Quant à la mezzanine utilisée comme pièce de vie, elle doit permettre une circulation normale. Au niveau supérieur, la hauteur sous plafond standard est d’environ 1,90 m, tandis qu’elle est en moyenne de 2,10 m au rez-de-chaussée. Pour concrétiser votre projet de mezzanine utilisée comme pièce de vie, vous aurez besoin d’au moins 4 mètres de hauteur sous plafond.

Construction de mezzanine : démarches préalables

Si vous décidez d’aménager une mezzanine démontable, il n’y a pas de formalité préalable à remplir. C’est un choix pratique et facile à mettre en place.

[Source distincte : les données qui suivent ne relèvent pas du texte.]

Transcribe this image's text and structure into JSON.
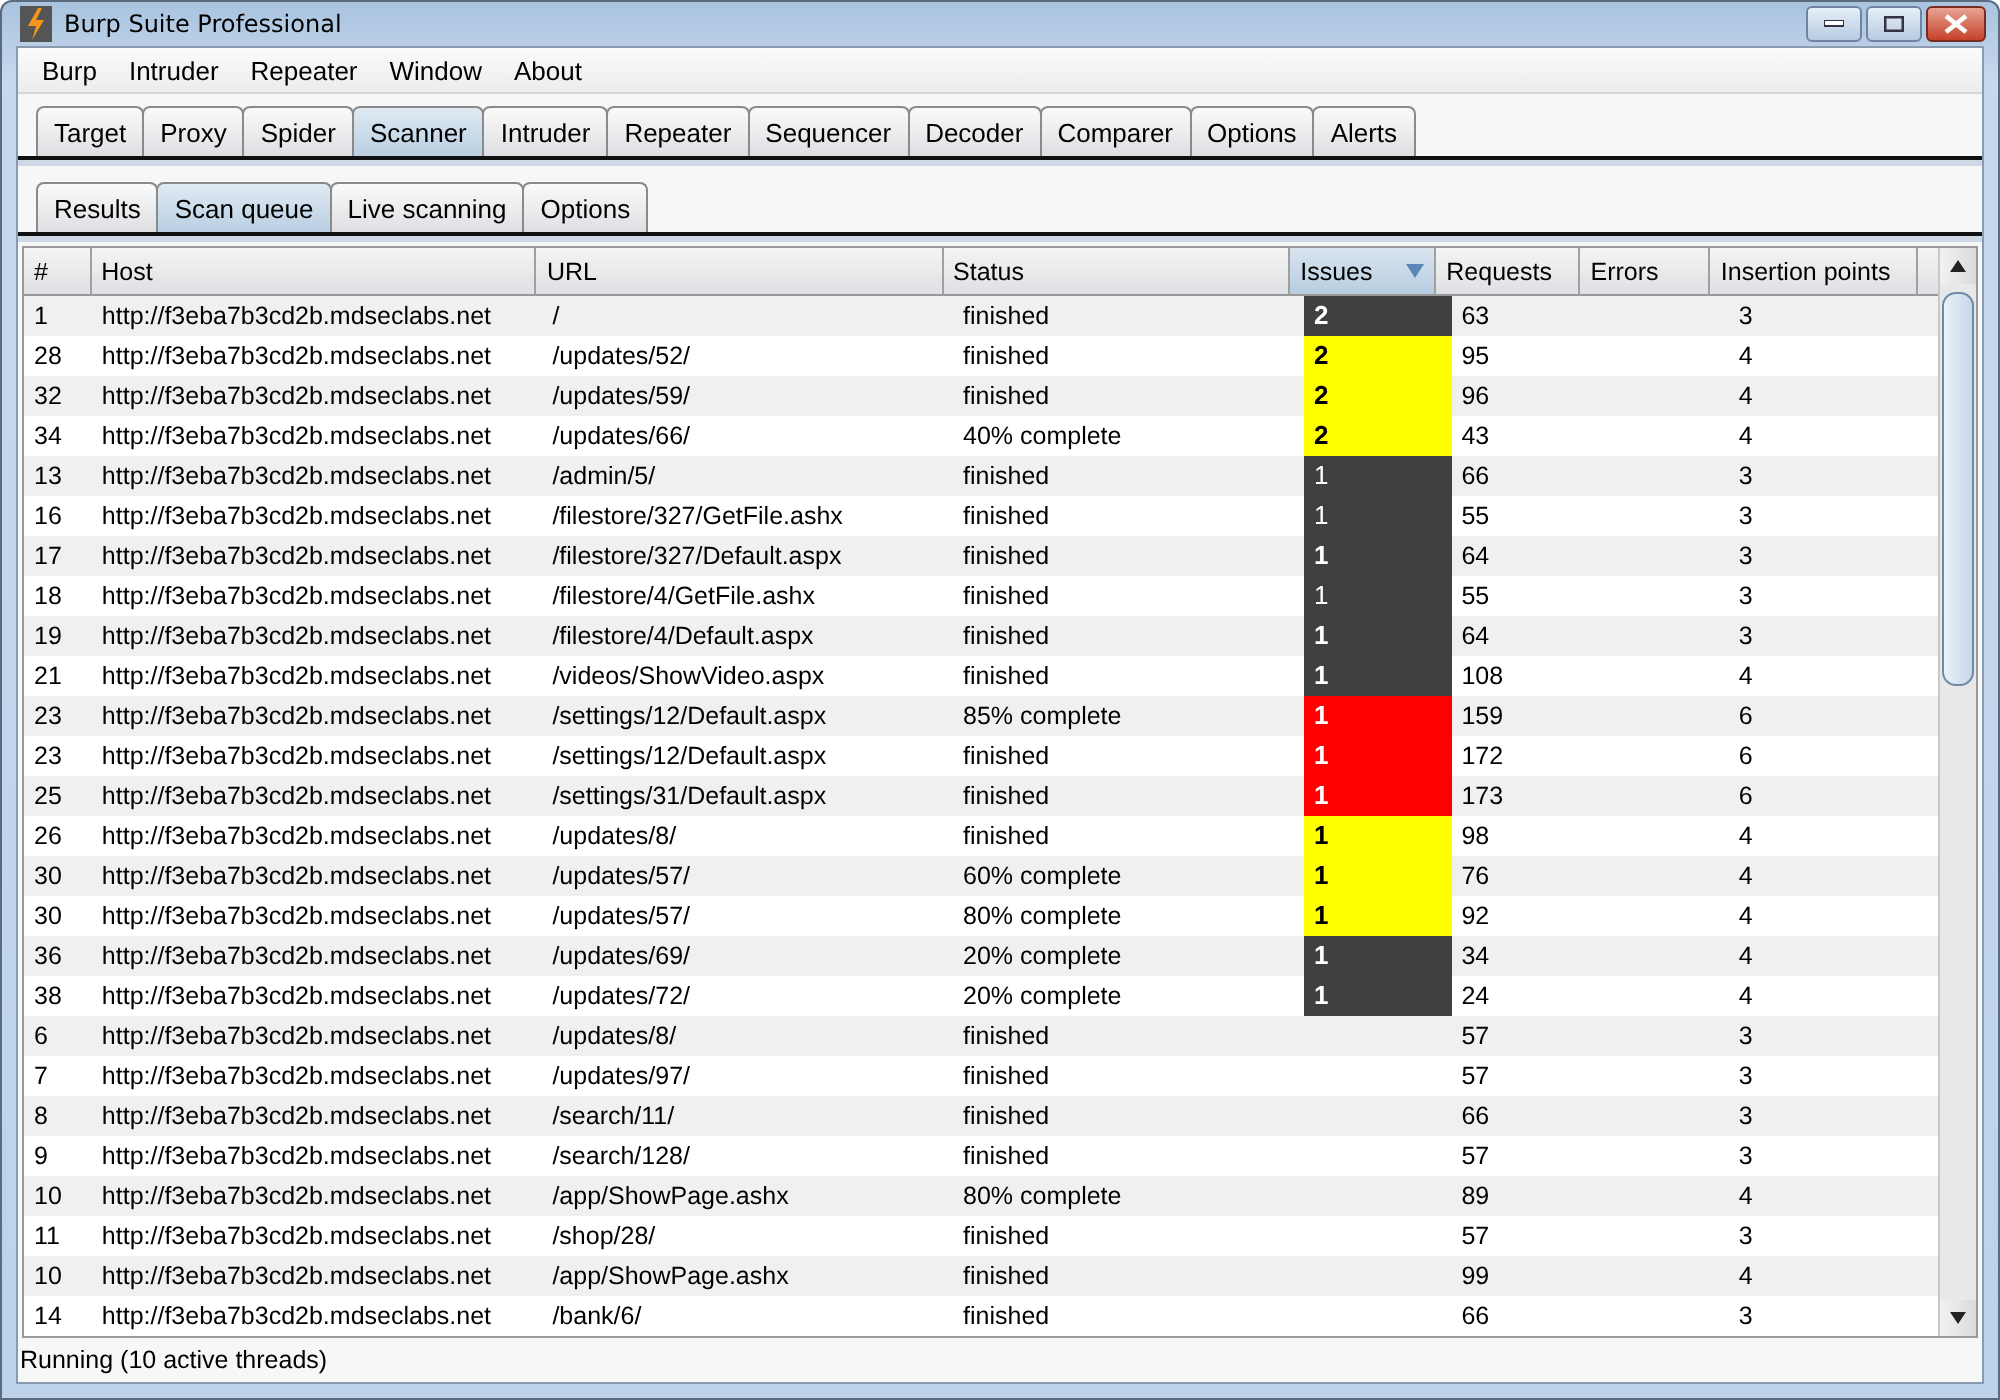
{
  "window": {
    "title": "Burp Suite Professional"
  },
  "menu": [
    "Burp",
    "Intruder",
    "Repeater",
    "Window",
    "About"
  ],
  "tabs": [
    {
      "label": "Target",
      "selected": false
    },
    {
      "label": "Proxy",
      "selected": false
    },
    {
      "label": "Spider",
      "selected": false
    },
    {
      "label": "Scanner",
      "selected": true
    },
    {
      "label": "Intruder",
      "selected": false
    },
    {
      "label": "Repeater",
      "selected": false
    },
    {
      "label": "Sequencer",
      "selected": false
    },
    {
      "label": "Decoder",
      "selected": false
    },
    {
      "label": "Comparer",
      "selected": false
    },
    {
      "label": "Options",
      "selected": false
    },
    {
      "label": "Alerts",
      "selected": false
    }
  ],
  "subtabs": [
    {
      "label": "Results",
      "selected": false
    },
    {
      "label": "Scan queue",
      "selected": true
    },
    {
      "label": "Live scanning",
      "selected": false
    },
    {
      "label": "Options",
      "selected": false
    }
  ],
  "table": {
    "columns": [
      {
        "label": "#",
        "sorted": false
      },
      {
        "label": "Host",
        "sorted": false
      },
      {
        "label": "URL",
        "sorted": false
      },
      {
        "label": "Status",
        "sorted": false
      },
      {
        "label": "Issues",
        "sorted": true
      },
      {
        "label": "Requests",
        "sorted": false
      },
      {
        "label": "Errors",
        "sorted": false
      },
      {
        "label": "Insertion points",
        "sorted": false
      }
    ],
    "rows": [
      {
        "n": "1",
        "host": "http://f3eba7b3cd2b.mdseclabs.net",
        "url": "/",
        "status": "finished",
        "issues": {
          "count": "2",
          "color": "#404040",
          "bold": true
        },
        "requests": "63",
        "points": "3"
      },
      {
        "n": "28",
        "host": "http://f3eba7b3cd2b.mdseclabs.net",
        "url": "/updates/52/",
        "status": "finished",
        "issues": {
          "count": "2",
          "color": "#ffff00",
          "bold": true
        },
        "requests": "95",
        "points": "4"
      },
      {
        "n": "32",
        "host": "http://f3eba7b3cd2b.mdseclabs.net",
        "url": "/updates/59/",
        "status": "finished",
        "issues": {
          "count": "2",
          "color": "#ffff00",
          "bold": true
        },
        "requests": "96",
        "points": "4"
      },
      {
        "n": "34",
        "host": "http://f3eba7b3cd2b.mdseclabs.net",
        "url": "/updates/66/",
        "status": "40% complete",
        "issues": {
          "count": "2",
          "color": "#ffff00",
          "bold": true
        },
        "requests": "43",
        "points": "4"
      },
      {
        "n": "13",
        "host": "http://f3eba7b3cd2b.mdseclabs.net",
        "url": "/admin/5/",
        "status": "finished",
        "issues": {
          "count": "1",
          "color": "#404040",
          "bold": false
        },
        "requests": "66",
        "points": "3"
      },
      {
        "n": "16",
        "host": "http://f3eba7b3cd2b.mdseclabs.net",
        "url": "/filestore/327/GetFile.ashx",
        "status": "finished",
        "issues": {
          "count": "1",
          "color": "#404040",
          "bold": false
        },
        "requests": "55",
        "points": "3"
      },
      {
        "n": "17",
        "host": "http://f3eba7b3cd2b.mdseclabs.net",
        "url": "/filestore/327/Default.aspx",
        "status": "finished",
        "issues": {
          "count": "1",
          "color": "#404040",
          "bold": true
        },
        "requests": "64",
        "points": "3"
      },
      {
        "n": "18",
        "host": "http://f3eba7b3cd2b.mdseclabs.net",
        "url": "/filestore/4/GetFile.ashx",
        "status": "finished",
        "issues": {
          "count": "1",
          "color": "#404040",
          "bold": false
        },
        "requests": "55",
        "points": "3"
      },
      {
        "n": "19",
        "host": "http://f3eba7b3cd2b.mdseclabs.net",
        "url": "/filestore/4/Default.aspx",
        "status": "finished",
        "issues": {
          "count": "1",
          "color": "#404040",
          "bold": true
        },
        "requests": "64",
        "points": "3"
      },
      {
        "n": "21",
        "host": "http://f3eba7b3cd2b.mdseclabs.net",
        "url": "/videos/ShowVideo.aspx",
        "status": "finished",
        "issues": {
          "count": "1",
          "color": "#404040",
          "bold": true
        },
        "requests": "108",
        "points": "4"
      },
      {
        "n": "23",
        "host": "http://f3eba7b3cd2b.mdseclabs.net",
        "url": "/settings/12/Default.aspx",
        "status": "85% complete",
        "issues": {
          "count": "1",
          "color": "#ff0000",
          "bold": true
        },
        "requests": "159",
        "points": "6"
      },
      {
        "n": "23",
        "host": "http://f3eba7b3cd2b.mdseclabs.net",
        "url": "/settings/12/Default.aspx",
        "status": "finished",
        "issues": {
          "count": "1",
          "color": "#ff0000",
          "bold": true
        },
        "requests": "172",
        "points": "6"
      },
      {
        "n": "25",
        "host": "http://f3eba7b3cd2b.mdseclabs.net",
        "url": "/settings/31/Default.aspx",
        "status": "finished",
        "issues": {
          "count": "1",
          "color": "#ff0000",
          "bold": true
        },
        "requests": "173",
        "points": "6"
      },
      {
        "n": "26",
        "host": "http://f3eba7b3cd2b.mdseclabs.net",
        "url": "/updates/8/",
        "status": "finished",
        "issues": {
          "count": "1",
          "color": "#ffff00",
          "bold": true
        },
        "requests": "98",
        "points": "4"
      },
      {
        "n": "30",
        "host": "http://f3eba7b3cd2b.mdseclabs.net",
        "url": "/updates/57/",
        "status": "60% complete",
        "issues": {
          "count": "1",
          "color": "#ffff00",
          "bold": true
        },
        "requests": "76",
        "points": "4"
      },
      {
        "n": "30",
        "host": "http://f3eba7b3cd2b.mdseclabs.net",
        "url": "/updates/57/",
        "status": "80% complete",
        "issues": {
          "count": "1",
          "color": "#ffff00",
          "bold": true
        },
        "requests": "92",
        "points": "4"
      },
      {
        "n": "36",
        "host": "http://f3eba7b3cd2b.mdseclabs.net",
        "url": "/updates/69/",
        "status": "20% complete",
        "issues": {
          "count": "1",
          "color": "#404040",
          "bold": true
        },
        "requests": "34",
        "points": "4"
      },
      {
        "n": "38",
        "host": "http://f3eba7b3cd2b.mdseclabs.net",
        "url": "/updates/72/",
        "status": "20% complete",
        "issues": {
          "count": "1",
          "color": "#404040",
          "bold": true
        },
        "requests": "24",
        "points": "4"
      },
      {
        "n": "6",
        "host": "http://f3eba7b3cd2b.mdseclabs.net",
        "url": "/updates/8/",
        "status": "finished",
        "requests": "57",
        "points": "3"
      },
      {
        "n": "7",
        "host": "http://f3eba7b3cd2b.mdseclabs.net",
        "url": "/updates/97/",
        "status": "finished",
        "requests": "57",
        "points": "3"
      },
      {
        "n": "8",
        "host": "http://f3eba7b3cd2b.mdseclabs.net",
        "url": "/search/11/",
        "status": "finished",
        "requests": "66",
        "points": "3"
      },
      {
        "n": "9",
        "host": "http://f3eba7b3cd2b.mdseclabs.net",
        "url": "/search/128/",
        "status": "finished",
        "requests": "57",
        "points": "3"
      },
      {
        "n": "10",
        "host": "http://f3eba7b3cd2b.mdseclabs.net",
        "url": "/app/ShowPage.ashx",
        "status": "80% complete",
        "requests": "89",
        "points": "4"
      },
      {
        "n": "11",
        "host": "http://f3eba7b3cd2b.mdseclabs.net",
        "url": "/shop/28/",
        "status": "finished",
        "requests": "57",
        "points": "3"
      },
      {
        "n": "10",
        "host": "http://f3eba7b3cd2b.mdseclabs.net",
        "url": "/app/ShowPage.ashx",
        "status": "finished",
        "requests": "99",
        "points": "4"
      },
      {
        "n": "14",
        "host": "http://f3eba7b3cd2b.mdseclabs.net",
        "url": "/bank/6/",
        "status": "finished",
        "requests": "66",
        "points": "3"
      }
    ]
  },
  "status_bar": "Running (10 active threads)"
}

En revanche, si vous vivez dans un appartement en copropriété et que vous prévoyez de construire une mezzanine qui s’appuie sur la structure porteuse du bâtiment, ou si cette construction augmente votre surface habitable, vous devrez alors demander l’autorisation à la copropriété. La nature des démarches administratives à effectuer dépend de la hauteur sous plafond de cette nouvelle pièce :

  • si la hauteur sous plafond est inférieure à 1,80 m, aucune autre démarche n’est requise.
  • si la hauteur sous plafond atteint ou dépasse 1,80 m et que la Surface Hors Œuvre Brute (SHOB) est inférieure à 20 m², une déclaration préalable à la mairie est nécessaire.
  • si la hauteur sous plafond atteint ou dépasse 1,80 m et que la Surface Hors Œuvre Brute (SHOB) est supérieure à 20 m², une demande de permis de construire est obligatoire.

Dans les deux derniers cas, il est impératif de déclarer ce gain d’espace habitable aux services des impôts fonciers. Cette étape est cruciale pour rester en conformité avec les réglementations fiscales.

FAQ

Quelle hauteur minimale le volume architectural doit-il présenter pour l’aménagement d’une structure suspendue ?

L’habitabilité d’une telle extension verticale dépend entièrement du cubage et de la verticalité disponibles. Pour une simple couche surélevée dédiée au sommeil, un dégagement total de 3,30 mètres s’avère indispensable afin de préserver l’ergonomie inférieure et supérieure. En revanche, si votre ambition est de façonner une véritable plateforme de vie modulable ou un nouvel étage d’habitation, le gabarit du bâtiment doit impérativement afficher une hauteur minimale de 4 mètres pour garantir une circulation fluide et confortable aux occupants.

Comment se répartissent les volumes d’air et les distances pour préserver l’ergonomie d’un couchage surélevé ?

Le fractionnement de l’espace requiert des cotes précises pour éviter toute sensation de confinement. Le plateau de couchage nécessite à lui seul une emprise au sol oscillant entre 5 et 8 mètres carrés. Pour garantir le confort de l’utilisateur en posture assise, l’espace résiduel supérieur exige un dégagement de 1,20 mètre. En contrebas, la zone d’activité diurne doit préserver une liberté de mouvement en station debout, ce qui impose une garde au toit de 1,90 mètre sous l’ossature porteuse.

Quelles sont les exigences dimensionnelles pour concevoir une véritable pièce de vie en surplomb ?

La création d’un second niveau fonctionnel et pérenne répond à des standards de construction plus stricts que le simple mobilier de couchage. Le rez-de-chaussée, qui accueille généralement le salon ou la cuisine, requiert une hauteur standardisée de 2,10 mètres pour ne pas étouffer le volume initial. À l’étage supérieur, la liberté de déambulation est assurée par un dégagement de 1,90 mètre, permettant aux résidents de se mouvoir sans contrainte au sein de ce nouvel attribut architectural.

Quelles formalités administratives ou juridiques régissent l’édification de cette extension intérieure ?

Le cadre réglementaire varie selon la nature amovible ou fixe de l’ouvrage et l’emprise créée. Une structure autoportante et démontable s’affranchit de toute contrainte légale. Néanmoins, l’ancrage d’une charpente dans les murs porteurs d’un immeuble collectif exige l’aval du syndicat des copropriétaires. C’est ensuite la hauteur de la superstructure qui détermine l’action d’urbanisme : sous le seuil des 1,80 mètres, le projet est dispensé de formalités. Au-delà de cette frontière de hauteur, une surface de plancher inférieure à 20 mètres carrés impose le dépôt d’une déclaration préalable en mairie, tandis qu’un déploiement plus vaste nécessite l’obtention d’un permis de construire, suivi d’une régularisation auprès de l’administration fiscale.